> Pasting a massive AI-generated response into a chat or email where a human would write one sentence. It destroys the medium itself. Nobody writes essays in Slack. It's only possible because of AI copy-paste.
> It's like calling someone and asking "What time is the meeting?" and they read you a 10-page analysis of calendar management best practices. You asked a simple question. They lobbed a document.
It’s hard to take the site seriously if the author themself isn’t able to write
> It's a weapon disguised as helpfulness.
The source code is without a doubt AI (it's got a comment for the "<!-- Canonical URL -->"), so I guess one would have to assume they prepared the entire document beforehand, then fed it to Claude and instructed it to use that copy exactly.
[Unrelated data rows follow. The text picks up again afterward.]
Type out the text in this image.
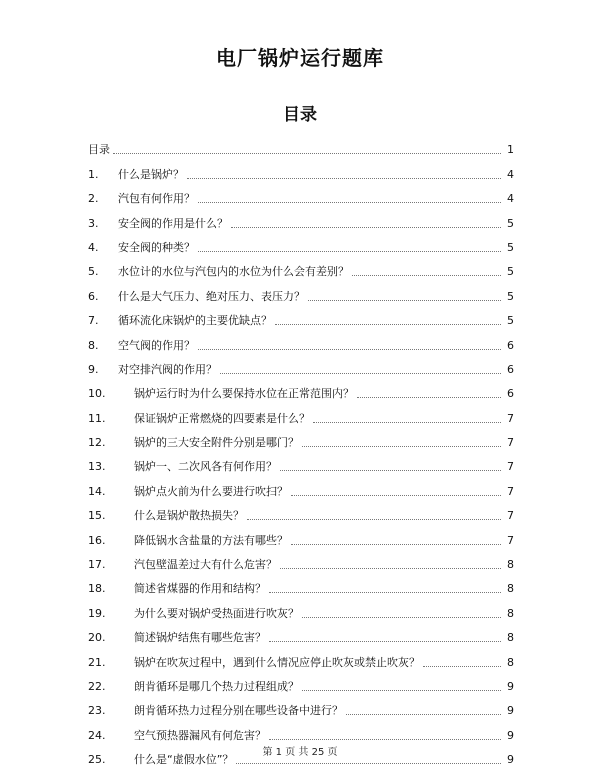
电厂锅炉运行题库
目录
目录	1
1.	什么是锅炉？	4
2.	汽包有何作用？	4
3.	安全阀的作用是什么？	5
4.	安全阀的种类？	5
5.	水位计的水位与汽包内的水位为什么会有差别？	5
6.	什么是大气压力、绝对压力、表压力？	5
7.	循环流化床锅炉的主要优缺点？	5
8.	空气阀的作用？	6
9.	对空排汽阀的作用？	6
10.	锅炉运行时为什么要保持水位在正常范围内？	6
11.	保证锅炉正常燃烧的四要素是什么？	7
12.	锅炉的三大安全附件分别是哪门？	7
13.	锅炉一、二次风各有何作用？	7
14.	锅炉点火前为什么要进行吹扫？	7
15.	什么是锅炉散热损失？	7
16.	降低锅水含盐量的方法有哪些？	7
17.	汽包壁温差过大有什么危害？	8
18.	简述省煤器的作用和结构？	8
19.	为什么要对锅炉受热面进行吹灰？	8
20.	简述锅炉结焦有哪些危害？	8
21.	锅炉在吹灰过程中，遇到什么情况应停止吹灰或禁止吹灰？	8
22.	朗肯循环是哪几个热力过程组成？	9
23.	朗肯循环热力过程分别在哪些设备中进行？	9
24.	空气预热器漏风有何危害？	9
25.	什么是“虚假水位”？	9
第 1 页 共 25 页
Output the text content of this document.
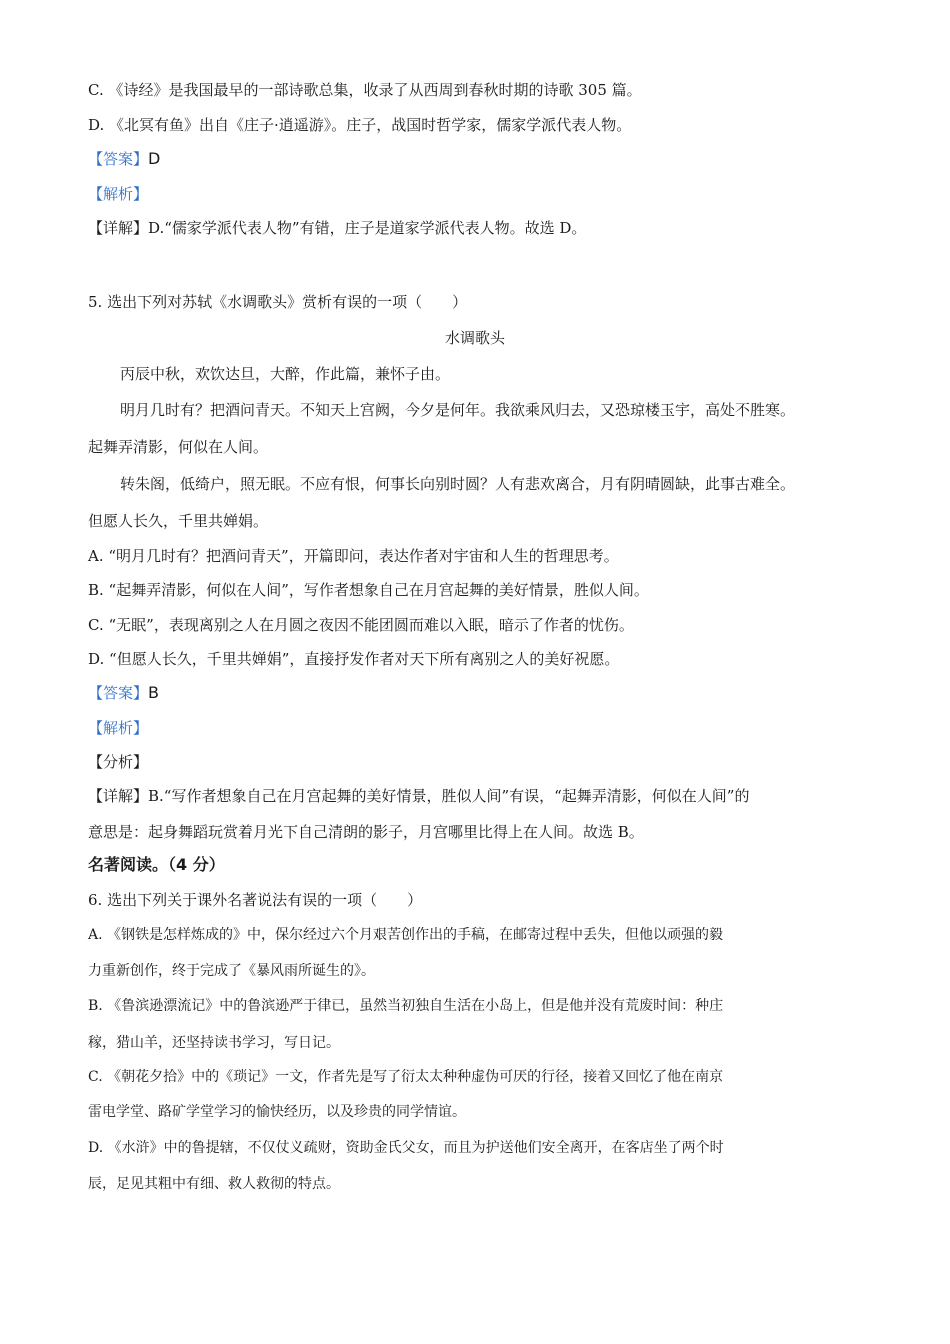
C. 《诗经》是我国最早的一部诗歌总集，收录了从西周到春秋时期的诗歌 305 篇。
D. 《北冥有鱼》出自《庄子·逍遥游》。庄子，战国时哲学家，儒家学派代表人物。
【答案】D
【解析】
【详解】D.“儒家学派代表人物”有错，庄子是道家学派代表人物。故选 D。
5. 选出下列对苏轼《水调歌头》赏析有误的一项（　　）
水调歌头
丙辰中秋，欢饮达旦，大醉，作此篇，兼怀子由。
明月几时有？把酒问青天。不知天上宫阙，今夕是何年。我欲乘风归去，又恐琼楼玉宇，高处不胜寒。
起舞弄清影，何似在人间。
转朱阁，低绮户，照无眠。不应有恨，何事长向别时圆？人有悲欢离合，月有阴晴圆缺，此事古难全。
但愿人长久，千里共婵娟。
A. “明月几时有？把酒问青天”，开篇即问，表达作者对宇宙和人生的哲理思考。
B. “起舞弄清影，何似在人间”，写作者想象自己在月宫起舞的美好情景，胜似人间。
C. “无眠”，表现离别之人在月圆之夜因不能团圆而难以入眠，暗示了作者的忧伤。
D. “但愿人长久，千里共婵娟”，直接抒发作者对天下所有离别之人的美好祝愿。
【答案】B
【解析】
【分析】
【详解】B.“写作者想象自己在月宫起舞的美好情景，胜似人间”有误，“起舞弄清影，何似在人间”的
意思是：起身舞蹈玩赏着月光下自己清朗的影子，月宫哪里比得上在人间。故选 B。
名著阅读。（4 分）
6. 选出下列关于课外名著说法有误的一项（　　）
A. 《钢铁是怎样炼成的》中，保尔经过六个月艰苦创作出的手稿，在邮寄过程中丢失，但他以顽强的毅
力重新创作，终于完成了《暴风雨所诞生的》。
B. 《鲁滨逊漂流记》中的鲁滨逊严于律已，虽然当初独自生活在小岛上，但是他并没有荒废时间：种庄
稼，猎山羊，还坚持读书学习，写日记。
C. 《朝花夕拾》中的《琐记》一文，作者先是写了衍太太种种虚伪可厌的行径，接着又回忆了他在南京
雷电学堂、路矿学堂学习的愉快经历，以及珍贵的同学情谊。
D. 《水浒》中的鲁提辖，不仅仗义疏财，资助金氏父女，而且为护送他们安全离开，在客店坐了两个时
辰，足见其粗中有细、救人救彻的特点。
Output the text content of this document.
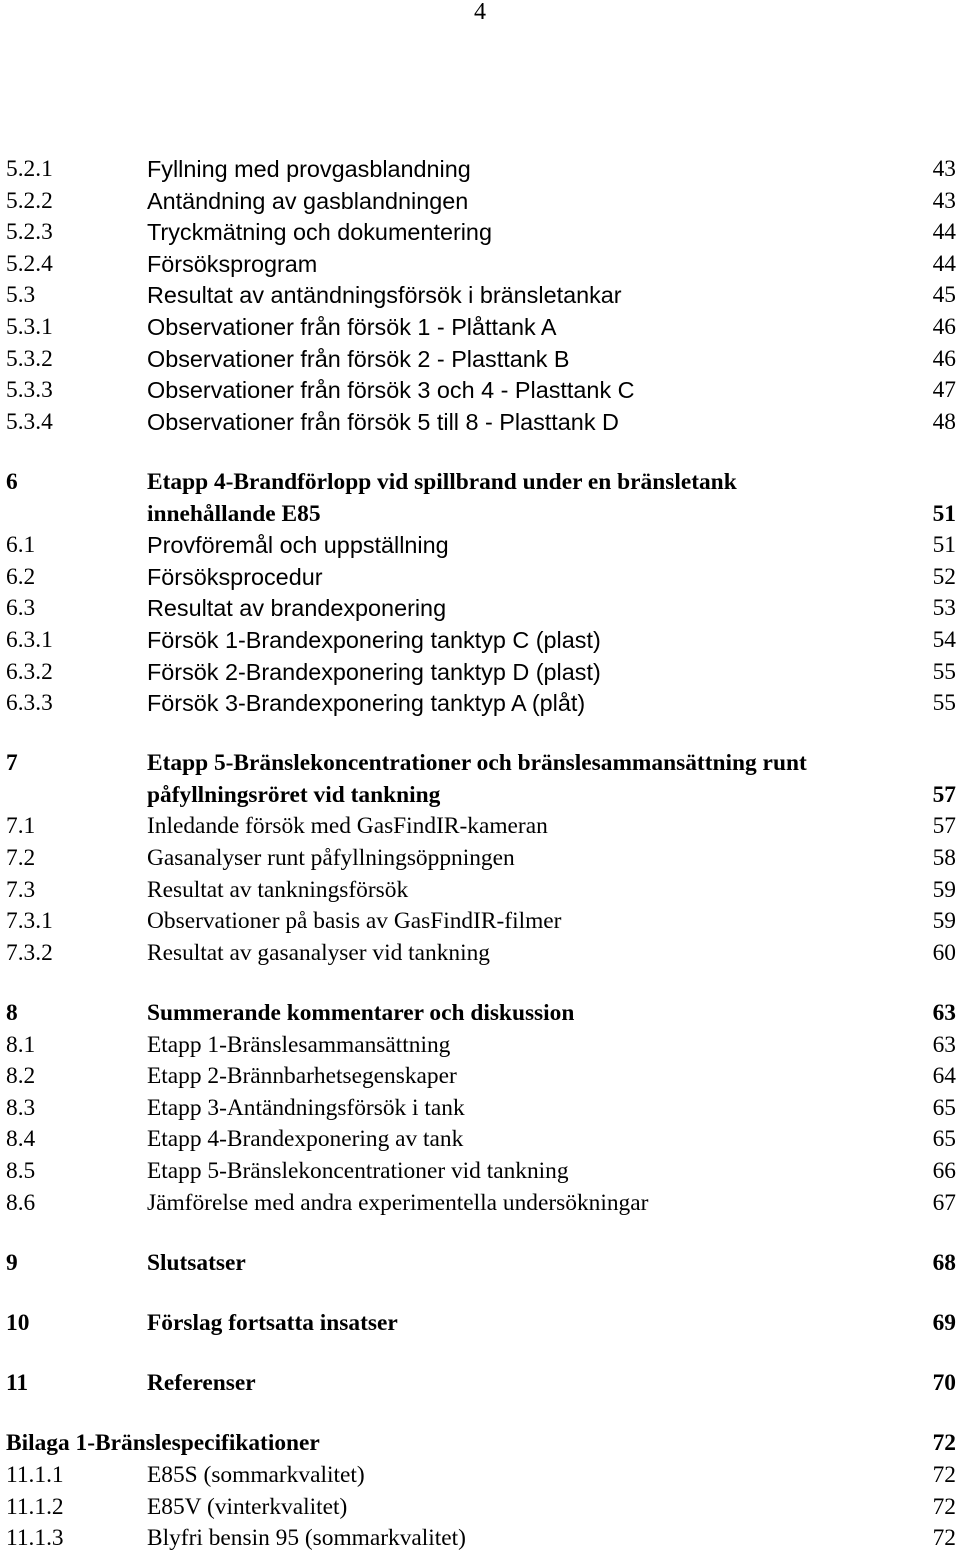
4
5.2.1	Fyllning med provgasblandning	43
5.2.2	Antändning av gasblandningen	43
5.2.3	Tryckmätning och dokumentering	44
5.2.4	Försöksprogram	44
5.3	Resultat av antändningsförsök i bränsletankar	45
5.3.1	Observationer från försök 1 - Plåttank A	46
5.3.2	Observationer från försök 2 - Plasttank B	46
5.3.3	Observationer från försök 3 och 4 - Plasttank C	47
5.3.4	Observationer från försök 5 till 8 - Plasttank D	48
6	Etapp 4-Brandförlopp vid spillbrand under en bränsletank
innehållande E85	51
6.1	Provföremål och uppställning	51
6.2	Försöksprocedur	52
6.3	Resultat av brandexponering	53
6.3.1	Försök 1-Brandexponering tanktyp C (plast)	54
6.3.2	Försök 2-Brandexponering tanktyp D (plast)	55
6.3.3	Försök 3-Brandexponering tanktyp A (plåt)	55
7	Etapp 5-Bränslekoncentrationer och bränslesammansättning runt
påfyllningsröret vid tankning	57
7.1	Inledande försök med GasFindIR-kameran	57
7.2	Gasanalyser runt påfyllningsöppningen	58
7.3	Resultat av tankningsförsök	59
7.3.1	Observationer på basis av GasFindIR-filmer	59
7.3.2	Resultat av gasanalyser vid tankning	60
8	Summerande kommentarer och diskussion	63
8.1	Etapp 1-Bränslesammansättning	63
8.2	Etapp 2-Brännbarhetsegenskaper	64
8.3	Etapp 3-Antändningsförsök i tank	65
8.4	Etapp 4-Brandexponering av tank	65
8.5	Etapp 5-Bränslekoncentrationer vid tankning	66
8.6	Jämförelse med andra experimentella undersökningar	67
9	Slutsatser	68
10	Förslag fortsatta insatser	69
11	Referenser	70
Bilaga 1-Bränslespecifikationer	72
11.1.1	E85S (sommarkvalitet)	72
11.1.2	E85V (vinterkvalitet)	72
11.1.3	Blyfri bensin 95 (sommarkvalitet)	72
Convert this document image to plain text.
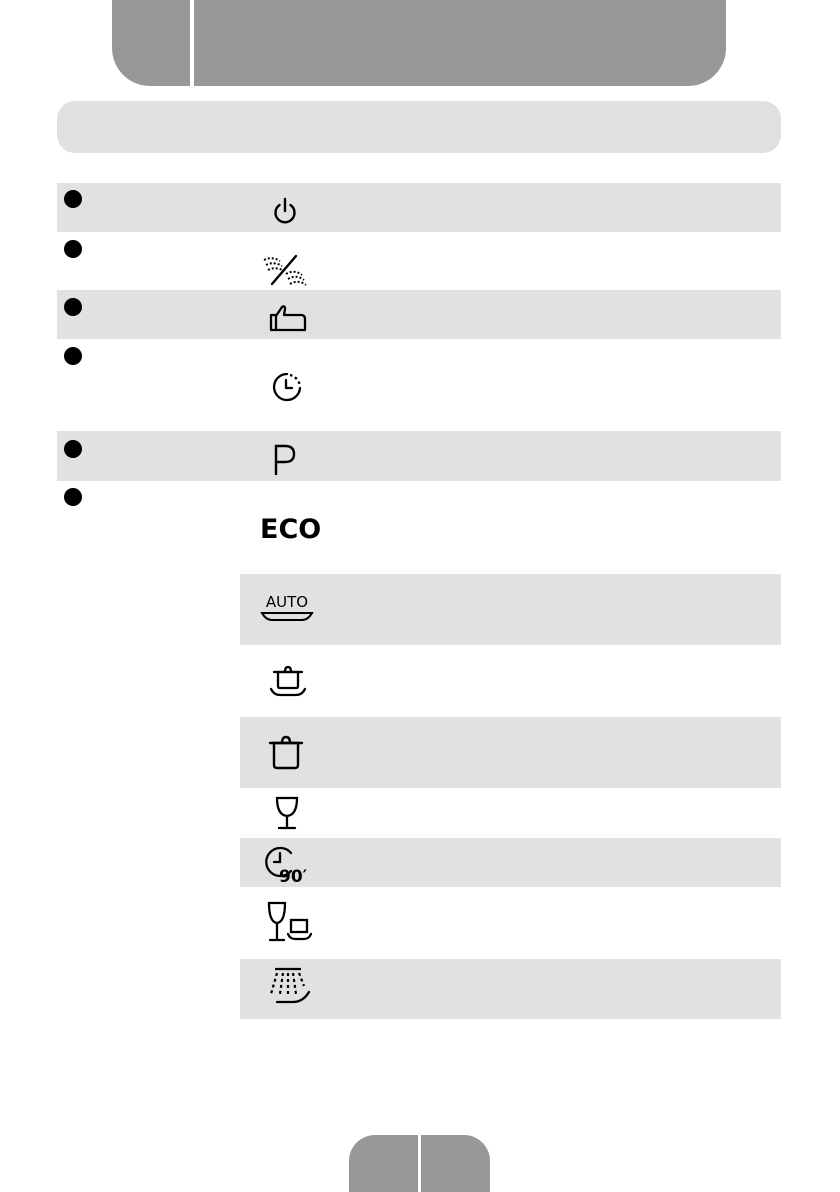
ECO
AUTO
90′
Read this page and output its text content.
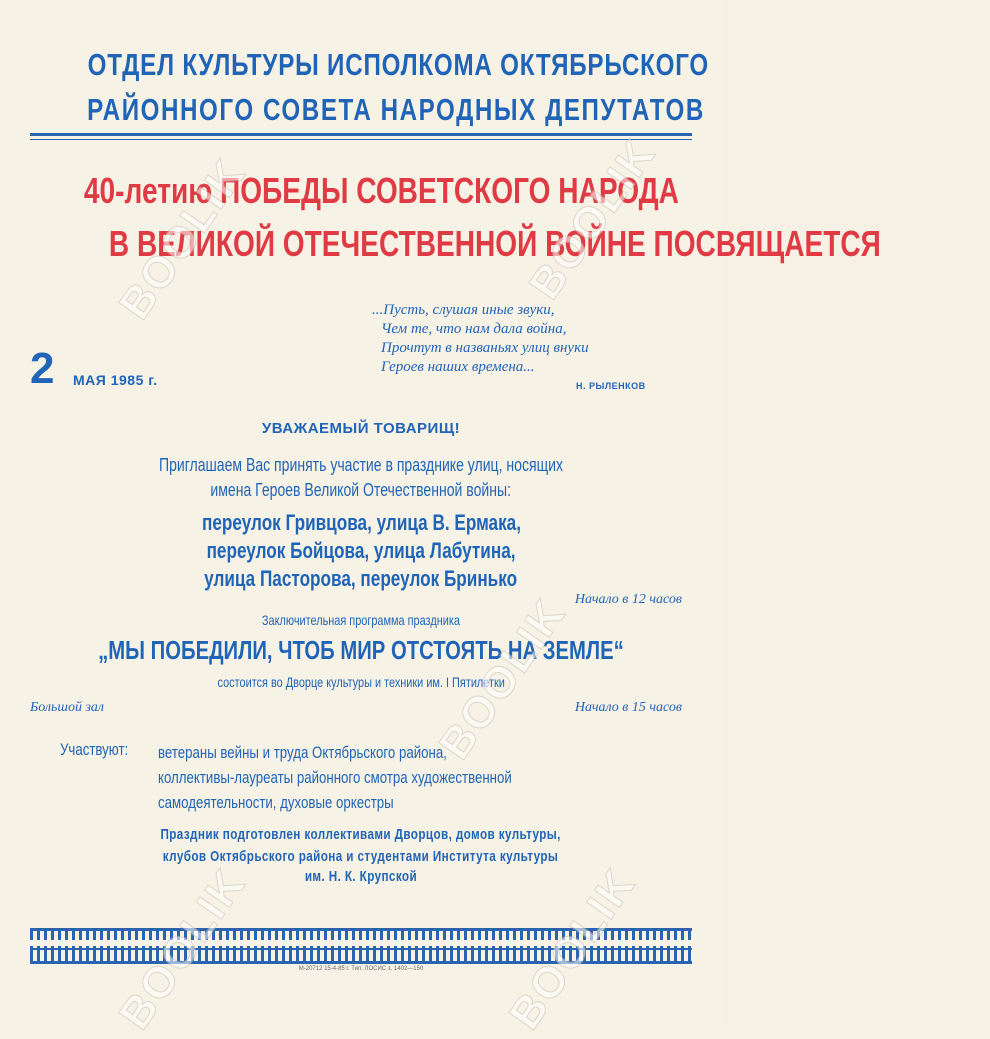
ОТДЕЛ КУЛЬТУРЫ ИСПОЛКОМА ОКТЯБРЬСКОГО
РАЙОННОГО СОВЕТА НАРОДНЫХ ДЕПУТАТОВ
40-летию ПОБЕДЫ СОВЕТСКОГО НАРОДА
В ВЕЛИКОЙ ОТЕЧЕСТВЕННОЙ ВОЙНЕ ПОСВЯЩАЕТСЯ
...Пусть, слушая иные звуки,
Чем те, что нам дала война,
Прочтут в названьях улиц внуки
Героев наших времена...
Н. РЫЛЕНКОВ
2 МАЯ 1985 г.
УВАЖАЕМЫЙ ТОВАРИЩ!
Приглашаем Вас принять участие в празднике улиц, носящих
имена Героев Великой Отечественной войны:
переулок Гривцова, улица В. Ермака,
переулок Бойцова, улица Лабутина,
улица Пасторова, переулок Бринько
Начало в 12 часов
Заключительная программа праздника
„МЫ ПОБЕДИЛИ, ЧТОБ МИР ОТСТОЯТЬ НА ЗЕМЛЕ“
состоится во Дворце культуры и техники им. I Пятилетки
Большой зал	Начало в 15 часов
Участвуют:	ветераны вейны и труда Октябрьского района,
коллективы-лауреаты районного смотра художественной
самодеятельности, духовые оркестры
Праздник подготовлен коллективами Дворцов, домов культуры,
клубов Октябрьского района и студентами Института культуры
им. Н. К. Крупской
М-20712 15-4-85 г. Тип. ЛОСИС з. 1402—150
BOOLIK	BOOLIK
BOOLIK
BOOLIK	BOOLIK
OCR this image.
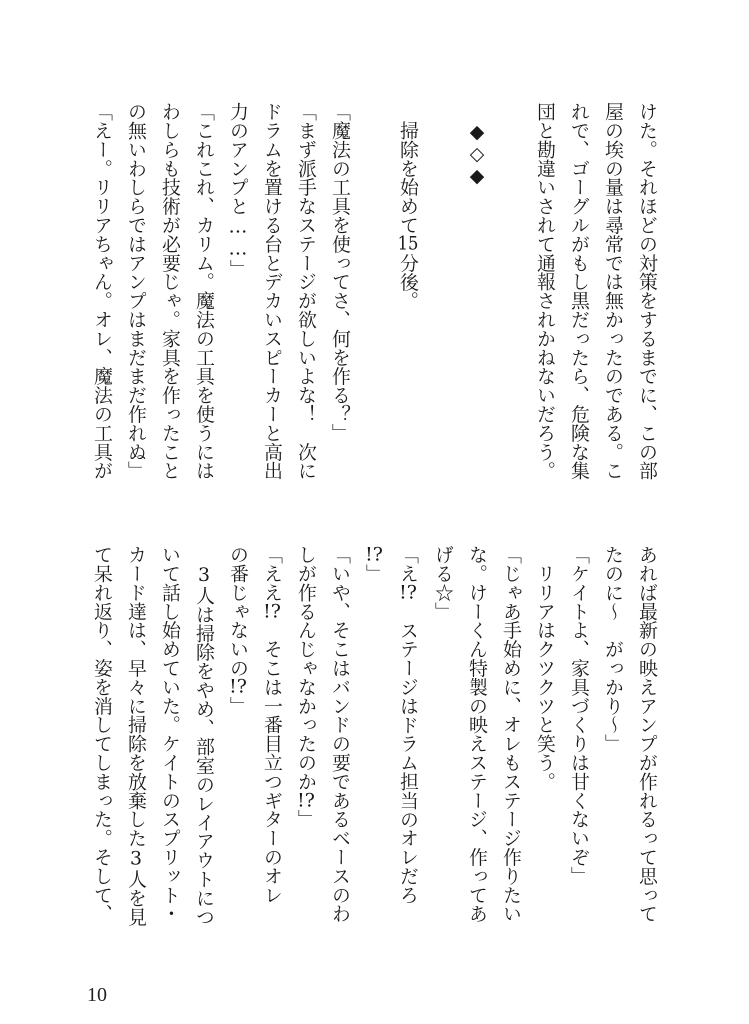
けた。それほどの対策をするまでに、この部
屋の埃の量は尋常では無かったのである。こ
れで、ゴーグルがもし黒だったら、危険な集
団と勘違いされて通報されかねないだろう。
　◆◇◆
　掃除を始めて15分後。
「魔法の工具を使ってさ、何を作る？」
「まず派手なステージが欲しいよな！　次に
ドラムを置ける台とデカいスピーカーと高出
力のアンプと……」
「これこれ、カリム。魔法の工具を使うには
わしらも技術が必要じゃ。家具を作ったこと
の無いわしらではアンプはまだまだ作れぬ」
「えー。リリアちゃん。オレ、魔法の工具が
あれば最新の映えアンプが作れるって思って
たのに～　がっかり～」
「ケイトよ、家具づくりは甘くないぞ」
　リリアはクツクツと笑う。
「じゃあ手始めに、オレもステージ作りたい
な。けーくん特製の映えステージ、作ってあ
げる☆」
「え!?　ステージはドラム担当のオレだろ
!?」
「いや、そこはバンドの要であるベースのわ
しが作るんじゃなかったのか!?」
「ええ!?　そこは一番目立つギターのオレ
の番じゃないの!?」
　3人は掃除をやめ、部室のレイアウトにつ
いて話し始めていた。ケイトのスプリット・
カード達は、早々に掃除を放棄した3人を見
て呆れ返り、姿を消してしまった。そして、
10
...or they prompted "make me a site which tersely criticizes people who post AI slop on Slack, use the term slop grenade and style the site like nohello.net"
Eventually you just get a sense for these things.
> It's a weapon disguised as helpfulness.
These are particular sentences I find questionable. Would you write that way? I certainly wouldn't.
GPTZero is by no means perfect, but it agreed this was likely generated.
Well English is a foreign language for me, but yes I probably would, and then I'd get called out for being an AI haha
>Worse: it's a conversation killer. There's nothing to respond to. Your wall of text suppresses dialogue. They can't reply, can't push back, can't clarify. It's a weapon disguised as helpfulness.
This is slop. What it's saying is not even true, it's just punchy.